Investigators at the University of California, San Francisco, Rockefeller University, and elsewhere present findings from a brain metastasis profiling study. The team performed 10x Genomics single-cell RNA sequencing on more than 100,000 malignant and normal cells isolated from 15 metastatic brain tumors in individuals with up to eight primary cancer types. Together with mass cytometry, mouse modeling, and in silico analysis data, the single-cell transcriptomes offered a look at metastatic tumor interactions with immune cells and other tumor microenvironment features, while highlighting distinct metastatic clusters. "Collectively, these programs delineate two functional [brain metastasis] archetypes, one proliferative and the other inflammatory, that are evidently shaped through tumor-immune interactions," the authors report. "Our resource provides a foundation to understand the molecular basis of [brain metastasis] in patients with tumor cell-intrinsic and host environmental traits."
Members of the "COVID-19 Multi-omics Blood Atlas" (COMBAT) Consortium outline efforts to uncover blood features associated with human host responses to SARS-CoV-2 infections, including immune signatures linked to severe disease, COVID-19-specific features, and immune signals that resemble those in individuals with other conditions such as influenza or sepsis. Using a combination of whole blood RNA-seq, B-cell and T-cell receptor sequencing, CITE-seq, and other approaches, the team profiled immune features in relation to clinical characteristics in 116 hospitalized individuals with COVID-19, comparing the immune signatures with those linked to sepsis or severe flu infections. The authors note that ongoing AP-1/p38MAPK-related immune pathway activation appeared to be a COVID-19-specific response, for example. They suggest that their comprehensive profiling approach and resulting blood atlas "will support future drug development, clinical trial design, and personalized medicine approaches for COVID-19."
Finally, a team led by investigators at the Gladstone Institutes and the University of California, San Francisco, describes transcription factor protein interactomes linked to congenital heart disease (CHD), focusing on the GATA4 and TBX5 transcription factors.
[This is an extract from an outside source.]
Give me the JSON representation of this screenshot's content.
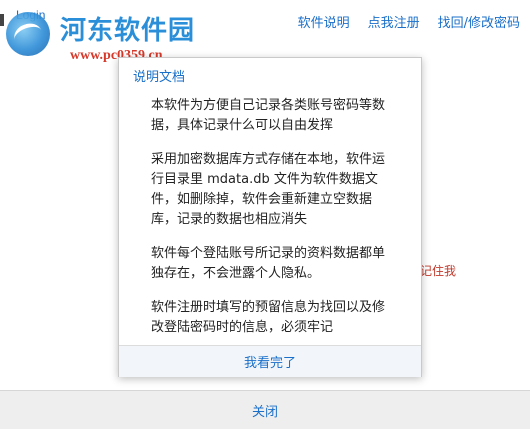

Based on GATA4 and TBX5 interactions in human cardiac progenitor cells, together with protein-coding sequence data for thousands of parent-child trios, the researchers suggest that CHD-related de novo variants may be over-represented in the transcription factor interactomes considered. "We hypothesized that genetic determinants for CHD may lie in the protein interactomes of transcription factors whose mutations cause CHDs," the researchers explain, noting that the study's "integrative proteomic and genetic approach provides a framework for prioritizing and interrogating genetic variants in heart disease."